Her flight on October 23, 1934, reached nearly 11 miles (18 km) up into the stratosphere; this set the women's altitude record, which held for 29 years, when Valentina Tereshkova in 1963 became the first woman in space.
She held the women's altitude record for nearly three decades, and according to several contemporaneous accounts was regarded as the first woman in space. She worked as a consultant to the director of NASA's Johnson Space Center for several years, talking to the public about NASA's work, and was posthumously inducted into the International Space Hall of Fame in 1998.

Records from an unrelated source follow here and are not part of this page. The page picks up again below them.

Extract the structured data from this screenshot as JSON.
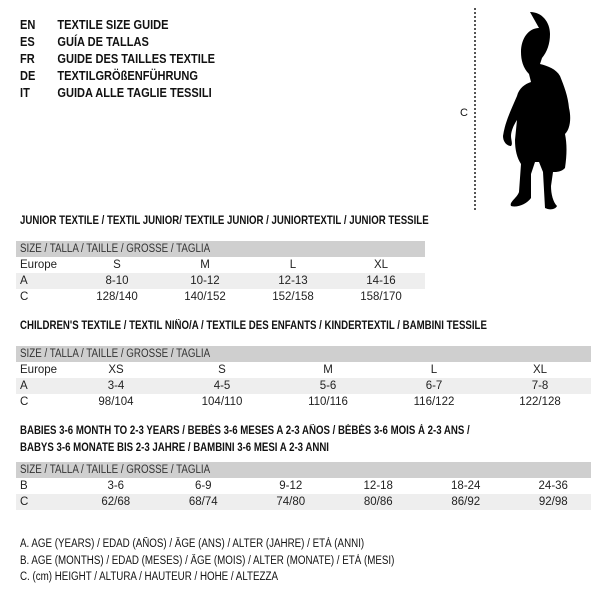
{
  "titles": [
    {
      "code": "EN",
      "text": "TEXTILE SIZE GUIDE"
    },
    {
      "code": "ES",
      "text": "GUÍA DE TALLAS"
    },
    {
      "code": "FR",
      "text": "GUIDE DES TAILLES TEXTILE"
    },
    {
      "code": "DE",
      "text": "TEXTILGRÖßENFÜHRUNG"
    },
    {
      "code": "IT",
      "text": "GUIDA ALLE TAGLIE TESSILI"
    }
  ],
  "figure": {
    "measure_label": "C",
    "icon": "child-silhouette"
  },
  "junior": {
    "heading": "JUNIOR TEXTILE / TEXTIL JUNIOR/ TEXTILE JUNIOR / JUNIORTEXTIL / JUNIOR TESSILE",
    "size_header": "SIZE / TALLA / TAILLE / GRÖSSE / TAGLIA",
    "rows": [
      {
        "label": "Europe",
        "values": [
          "S",
          "M",
          "L",
          "XL"
        ]
      },
      {
        "label": "A",
        "values": [
          "8-10",
          "10-12",
          "12-13",
          "14-16"
        ]
      },
      {
        "label": "C",
        "values": [
          "128/140",
          "140/152",
          "152/158",
          "158/170"
        ]
      }
    ]
  },
  "children": {
    "heading": "CHILDREN'S TEXTILE / TEXTIL NIÑO/A / TEXTILE DES ENFANTS / KINDERTEXTIL / BAMBINI TESSILE",
    "size_header": "SIZE / TALLA / TAILLE / GRÖSSE / TAGLIA",
    "rows": [
      {
        "label": "Europe",
        "values": [
          "XS",
          "S",
          "M",
          "L",
          "XL"
        ]
      },
      {
        "label": "A",
        "values": [
          "3-4",
          "4-5",
          "5-6",
          "6-7",
          "7-8"
        ]
      },
      {
        "label": "C",
        "values": [
          "98/104",
          "104/110",
          "110/116",
          "116/122",
          "122/128"
        ]
      }
    ]
  },
  "babies": {
    "heading_line1": "BABIES 3-6 MONTH TO 2-3 YEARS / BEBÉS 3-6 MESES A 2-3 AÑOS / BÉBÉS 3-6 MOIS À 2-3 ANS /",
    "heading_line2": "BABYS 3-6 MONATE BIS 2-3 JAHRE / BAMBINI 3-6 MESI A 2-3 ANNI",
    "size_header": "SIZE / TALLA / TAILLE / GRÖSSE / TAGLIA",
    "rows": [
      {
        "label": "B",
        "values": [
          "3-6",
          "6-9",
          "9-12",
          "12-18",
          "18-24",
          "24-36"
        ]
      },
      {
        "label": "C",
        "values": [
          "62/68",
          "68/74",
          "74/80",
          "80/86",
          "86/92",
          "92/98"
        ]
      }
    ]
  },
  "legend": [
    "A. AGE (YEARS) / EDAD (AÑOS) / ÂGE (ANS) / ALTER (JAHRE) / ETÀ (ANNI)",
    "B. AGE (MONTHS) / EDAD (MESES) / ÂGE (MOIS) / ALTER (MONATE) / ETÀ (MESI)",
    "C. (cm) HEIGHT / ALTURA / HAUTEUR / HÖHE / ALTEZZA"
  ]
}
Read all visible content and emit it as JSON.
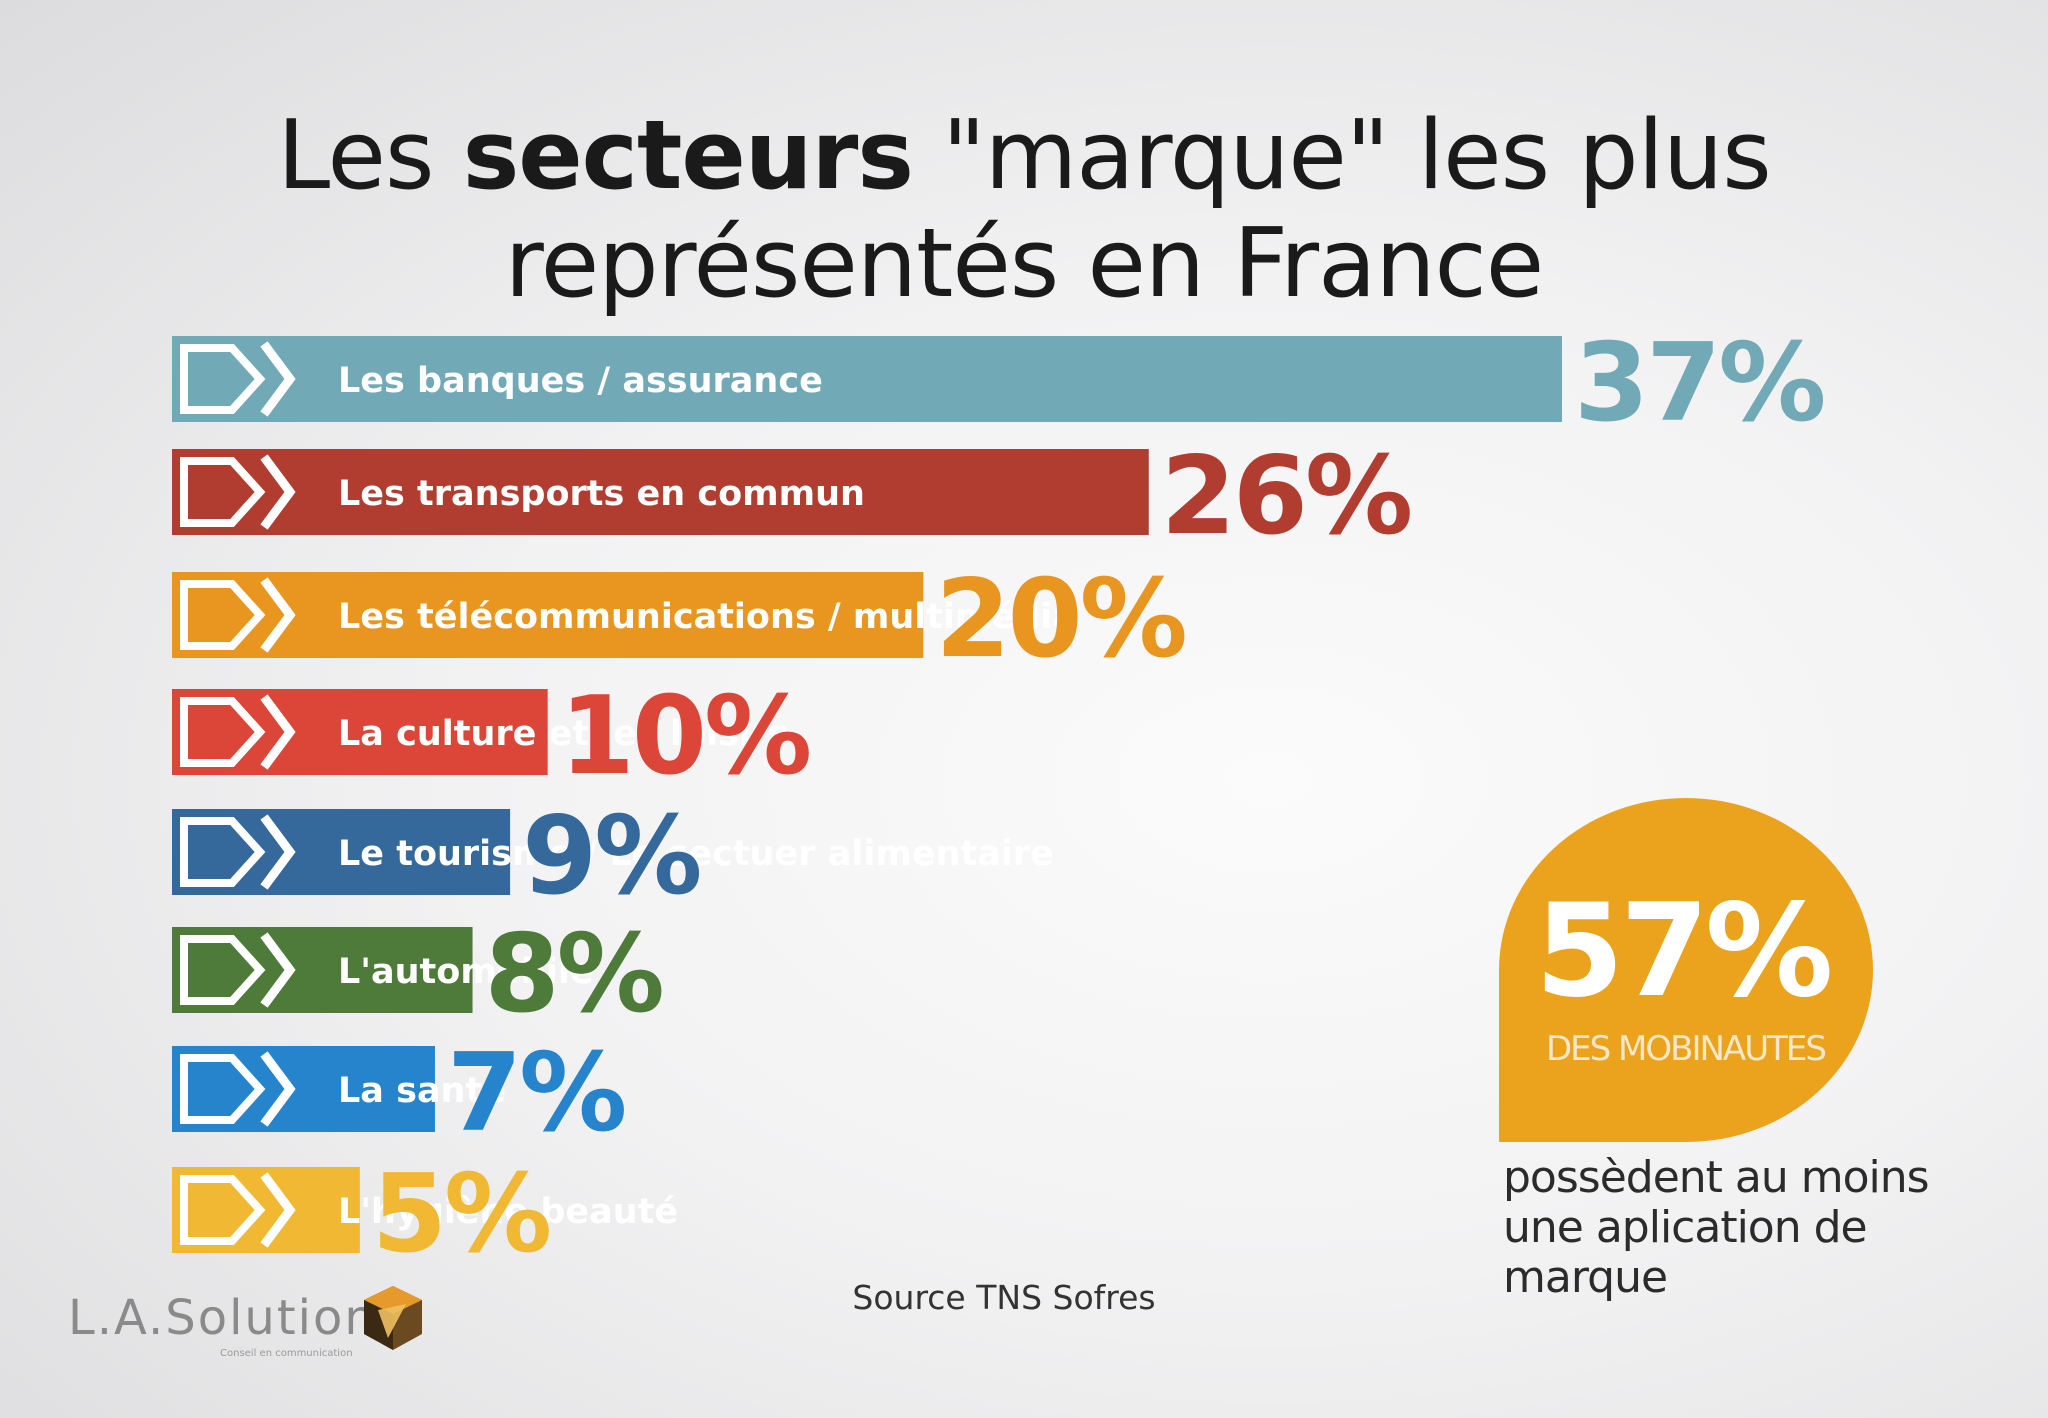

She was ordained a deacon of the Episcopal Church in 1971, and in 1974 became one of the Philadelphia Eleven, the first women to be ordained priests—though the ordinations were regarded as irregular, performed by bishops who had retired or resigned. In 1976 the church voted to allow women into the priesthood, and Jeannette served as a priest in Saint Paul, Minnesota, until she died in 1986.
The Balloon Federation of America renamed its award the Piccard Memorial Trophy. Pat Donohue wrote Solo Flight, a one-woman play about Jeannette's life.
Soviet Komsomol badge and diploma to Lyudmila KONDRATIEVA, winner of the 1980 Olympic gold medal for the women's 100 meter race; she pulled her hamstring at the finish, thus missing her chance for other victories in the 200 meters and the 100 meter Relay. She would later win a Bronze in the 1988 Games, as part of the Soviet foursome in the 100 meter Relay.